October 28, 2020
Remember using Skype back in the day? More than likely you have more than one frustrating experience with that fuzzy picture freezing up or cutting out (maybe every experience).
We’re pretty far beyond that unreliable video call system now. But Zoom–even as a huge upgrade (backgrounds and all)–is far from what it could be. We’ve evolved to connect more realistically and with better stability than we did a decade ago, no doubt. But we’re always pushing for innovation, and the current state is forcing it to happen even faster for the sake of much needed virtual productivity and collaboration.
Although the big tension we’re all facing in the next iteration of work is the ease of virtual connection (from home or around the world) and the important energy and serendipity of being with people in the same room. It seems virtual is tied to speed, a schedule, and results, while in-person work is tied to relationships and effective communication (emotions, creativity, and culture-building).
As we battle a pandemic, business owners are also battling how to solve both of these problems well.
In this article we’ll explore solutions technologists are hoping will bridge the gap and evolve technology to create better connections.
Experts are calling for a hefty amount of high-tech upgrades to offices in order for employees to work safely going forward. From sensors that track employees and keep them from congregating to air quality improvement equipment, to unmanned cleaning robots that can disinfect high-touch surfaces, these upgrades will help us “return to normal” as much as possible. But as Bisnow reports, maybe the greatest change will come from the digital backbone that supports all of this change.
A lot of the concern comes with the network strength and server space most businesses have available now to help these systems run smoothly. Fiber optic cabling will be essential to supporting these advancements, and so will programs that help interpret what’s being read and captured by the systems.
Businesses will need these systems in place to review and understand the data they receive like air filtration monitoring or temperature scanning of people in the space, otherwise the connection will more than likely create more trouble than aid in the safety and comfortability of the people working in the environment.
Some technologies that need the support of a strong network might include:
Often what’s touted as the benefit of virtual work is the efficiency and results businesses are seeing across their teams.
But as studies show, collaborative work and creativity suffer when people are out of touch with the genius that run-in’s and in-the-moment brainstorming sessions create.
One trend we’re seeing in both virtual and in-person workplaces is the “virtual side-by-side.” It’s a simple but effective way to work on projects simultaneously with team members so the flow of ideas and objections can be worked out in real time. This solution just requires time blocking a project with teammates and working together on a video call or in person to encourage communication and hold the team accountable to the work that needs to get done.

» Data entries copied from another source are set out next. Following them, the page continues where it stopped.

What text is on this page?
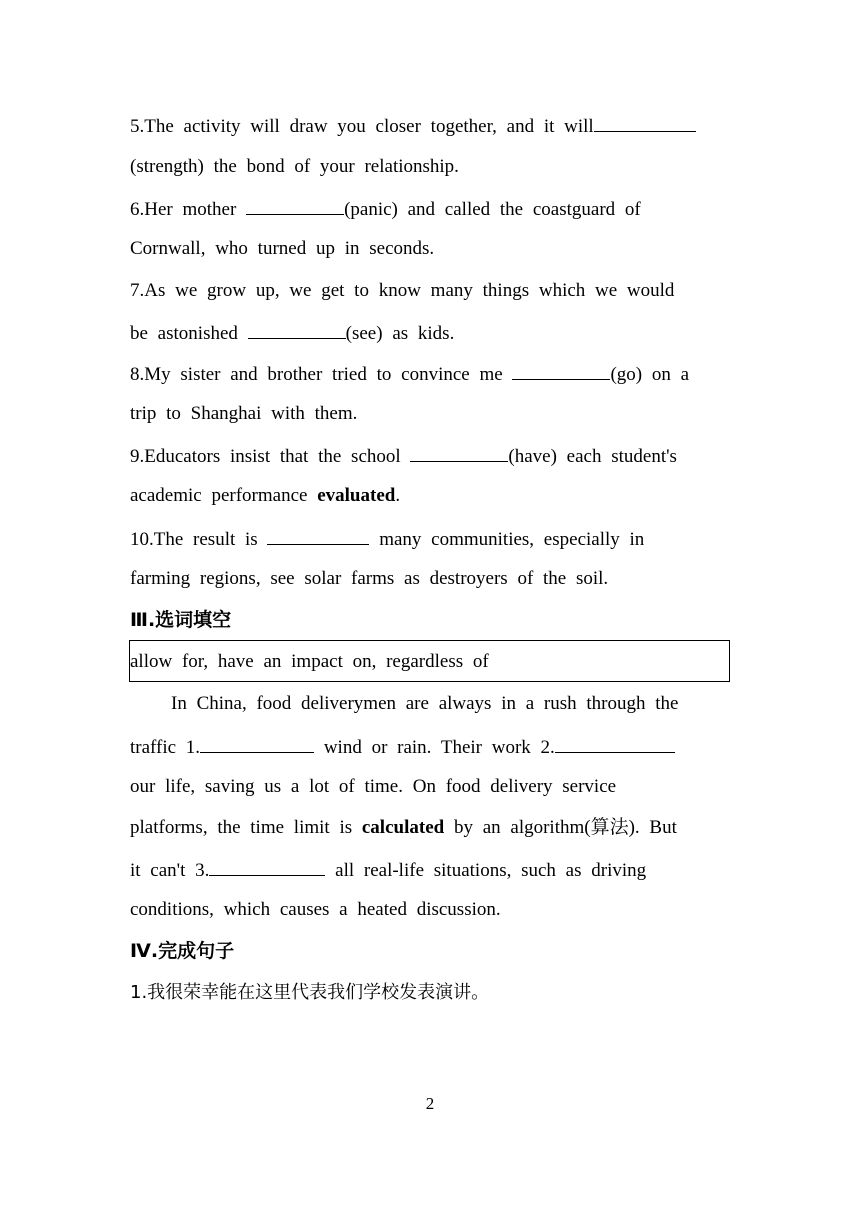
5.The activity will draw you closer together, and it will
(strength) the bond of your relationship.
6.Her mother
	(panic) and called the coastguard of
Cornwall, who turned up in seconds.
7.As we grow up, we get to know many things which we would
be astonished
	(see) as kids.
8.My sister and brother tried to convince me
	(go) on a
trip to Shanghai with them.
9.Educators insist that the school
	(have) each student's
academic performance
evaluated .
10.The result is

	many communities, especially in
farming regions, see solar farms as destroyers of the soil.
Ⅲ.选词填空
allow for, have an impact on, regardless of
In China, food deliverymen are always in a rush through the
traffic 1.
	wind or rain. Their work 2.
our life, saving us a lot of time. On food delivery service
platforms, the time limit is
calculated
by an algorithm(算法). But
it can't 3.
	all real-life situations, such as driving
conditions, which causes a heated discussion.
Ⅳ.完成句子
1.我很荣幸能在这里代表我们学校发表演讲。
2
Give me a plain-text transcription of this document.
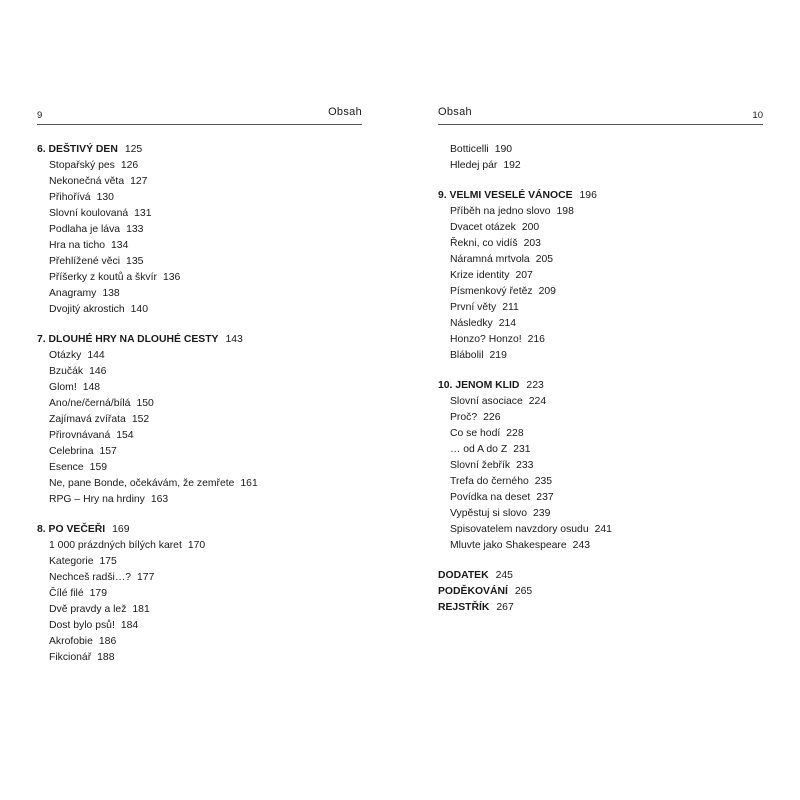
9	Obsah
6. DEŠTIVÝ DEN 125
Stopařský pes 126
Nekonečná věta 127
Přihořívá 130
Slovní koulovaná 131
Podlaha je láva 133
Hra na ticho 134
Přehlížené věci 135
Příšerky z koutů a škvír 136
Anagramy 138
Dvojitý akrostich 140
7. DLOUHÉ HRY NA DLOUHÉ CESTY 143
Otázky 144
Bzučák 146
Glom! 148
Ano/ne/černá/bílá 150
Zajímavá zvířata 152
Přirovnávaná 154
Celebrina 157
Esence 159
Ne, pane Bonde, očekávám, že zemřete 161
RPG – Hry na hrdiny 163
8. PO VEČEŘI 169
1 000 prázdných bílých karet 170
Kategorie 175
Nechceš radši…? 177
Čílé filé 179
Dvě pravdy a lež 181
Dost bylo psů! 184
Akrofobie 186
Fikcionář 188
Obsah	10
Botticelli 190
Hledej pár 192
9. VELMI VESELÉ VÁNOCE 196
Příběh na jedno slovo 198
Dvacet otázek 200
Řekni, co vidíš 203
Náramná mrtvola 205
Krize identity 207
Písmenkový řetěz 209
První věty 211
Následky 214
Honzo? Honzo! 216
Blábolil 219
10. JENOM KLID 223
Slovní asociace 224
Proč? 226
Co se hodí 228
… od A do Z 231
Slovní žebřík 233
Trefa do černého 235
Povídka na deset 237
Vypěstuj si slovo 239
Spisovatelem navzdory osudu 241
Mluvte jako Shakespeare 243
DODATEK 245
PODĚKOVÁNÍ 265
REJSTŘÍK 267
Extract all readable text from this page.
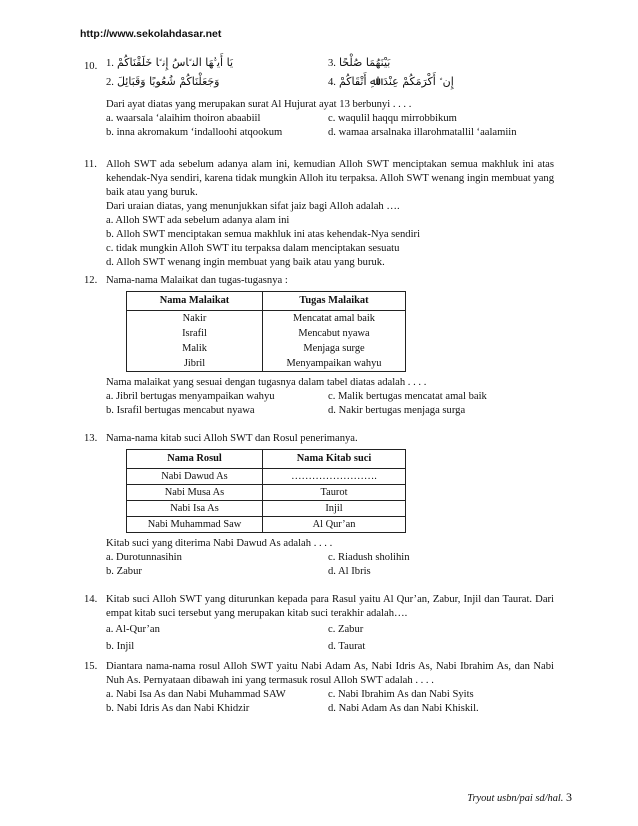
http://www.sekolahdasar.net
10. 1. ﻳَﺎ أَﻳﱡﻬَﺎ اﻟﻨﱠﺎسُ إِﻧﱠﺎ ﺧَﻠَﻘْﻨَﺎﻛُﻢْ	3. ﺑَﻴْﻨَﻬُﻤَﺎ ﺻُﻠْﺤًﺎ
2. وَﺟَﻌَﻠْﻨَﺎﻛُﻢْ ﺷُﻌُﻮﺑًﺎ وَﻗَﺒَﺎﺋِﻞَ	4. إِنﱠ أَﻛْﺮَﻣَﻜُﻢْ ﻋِﻨْﺪَ اﷲِ أَﺗْﻘَﺎﻛُﻢْ

Dari ayat diatas yang merupakan surat Al Hujurat ayat 13 berbunyi . . . .

a. waarsala ‘alaihim thoiron abaabiil	c. waqulil haqqu mirrobbikum
b. inna akromakum ‘indalloohi atqookum	d. wamaa arsalnaka illarohmatallil ‘aalamiin
11. Alloh SWT ada sebelum adanya alam ini, kemudian Alloh SWT menciptakan semua makhluk ini atas kehendak-Nya sendiri, karena tidak mungkin Alloh itu terpaksa. Alloh SWT wenang ingin membuat yang baik atau yang buruk.

Dari uraian diatas, yang menunjukkan sifat jaiz bagi Alloh adalah ….

a. Alloh SWT ada sebelum adanya alam ini
b. Alloh SWT menciptakan semua makhluk ini atas kehendak-Nya sendiri
c. tidak mungkin Alloh SWT itu terpaksa dalam menciptakan sesuatu
d. Alloh SWT wenang ingin membuat yang baik atau yang buruk.
12. Nama-nama Malaikat dan tugas-tugasnya :

Nama Malaikat	Tugas Malaikat
Nakir	Mencatat amal baik
Israfil	Mencabut nyawa
Malik	Menjaga surge
Jibril	Menyampaikan wahyu

Nama malaikat yang sesuai dengan tugasnya dalam tabel diatas adalah . . . .

a. Jibril bertugas menyampaikan wahyu	c. Malik bertugas mencatat amal baik
b. Israfil bertugas mencabut nyawa	d. Nakir bertugas menjaga surga
13. Nama-nama kitab suci Alloh SWT dan Rosul penerimanya.

Nama Rosul	Nama Kitab suci
Nabi Dawud As	…………………….
Nabi Musa As	Taurot
Nabi Isa As	Injil
Nabi Muhammad Saw	Al Qur’an

Kitab suci yang diterima Nabi Dawud As adalah . . . .

a. Durotunnasihin	c. Riadush sholihin
b. Zabur	d. Al Ibris
14. Kitab suci Alloh SWT yang diturunkan kepada para Rasul yaitu Al Qur’an, Zabur, Injil dan Taurat. Dari empat kitab suci tersebut yang merupakan kitab suci terakhir adalah….

a. Al-Qur’an	c. Zabur
b. Injil	d. Taurat
15. Diantara nama-nama rosul Alloh SWT yaitu Nabi Adam As, Nabi Idris As, Nabi Ibrahim As, dan Nabi Nuh As. Pernyataan dibawah ini yang termasuk rosul Alloh SWT adalah . . . .

a. Nabi Isa As dan Nabi Muhammad SAW	c. Nabi Ibrahim As dan Nabi Syits
b. Nabi Idris As dan Nabi Khidzir	d. Nabi Adam As dan Nabi Khiskil.
Tryout usbn/pai sd/hal. 3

Another recent HBR study also suggested that technologies like affordable home-sized smartboard, interactive whiteboard tools and in-home 3D printers for modeling designs may be made readily available to help keep productivity in motion.
We’re all more than familiar with Slack, Teams, Google Meet, and Zoom to keep us connected while we’re online. But the element often missed as we use these technologies is the reality in the virtual space.
There are no spontaneous conversations or talks about weekend plans that might happen on your way to get a cup of coffee.
The approach innovators are taking to that is to add back the reality to the virtual environment.
Teams in some of the world’s largest financial services companies and retailers meet in virtual offices using “mixed reality” programs like Sneek and Pukkateam. These platforms create a feeling of togetherness by showing colleagues in tiles with periodically updated snapshots, so they know who is at their desk, on a call, or drinking a coffee and perhaps up for a chat. Other programs like these allow for quick, unplanned video chatting with people throughout the office so those random questions, jokes, and encouragements aren’t lost or unspoken as employees work in physical solitude.
The importance of connection isn’t what we’ll see change in the coming years of workplace advancement. The way it’s achieved and how well it’s blended with our virtual lives to resolve that tension is what we will see unfold as we aim to work smarter.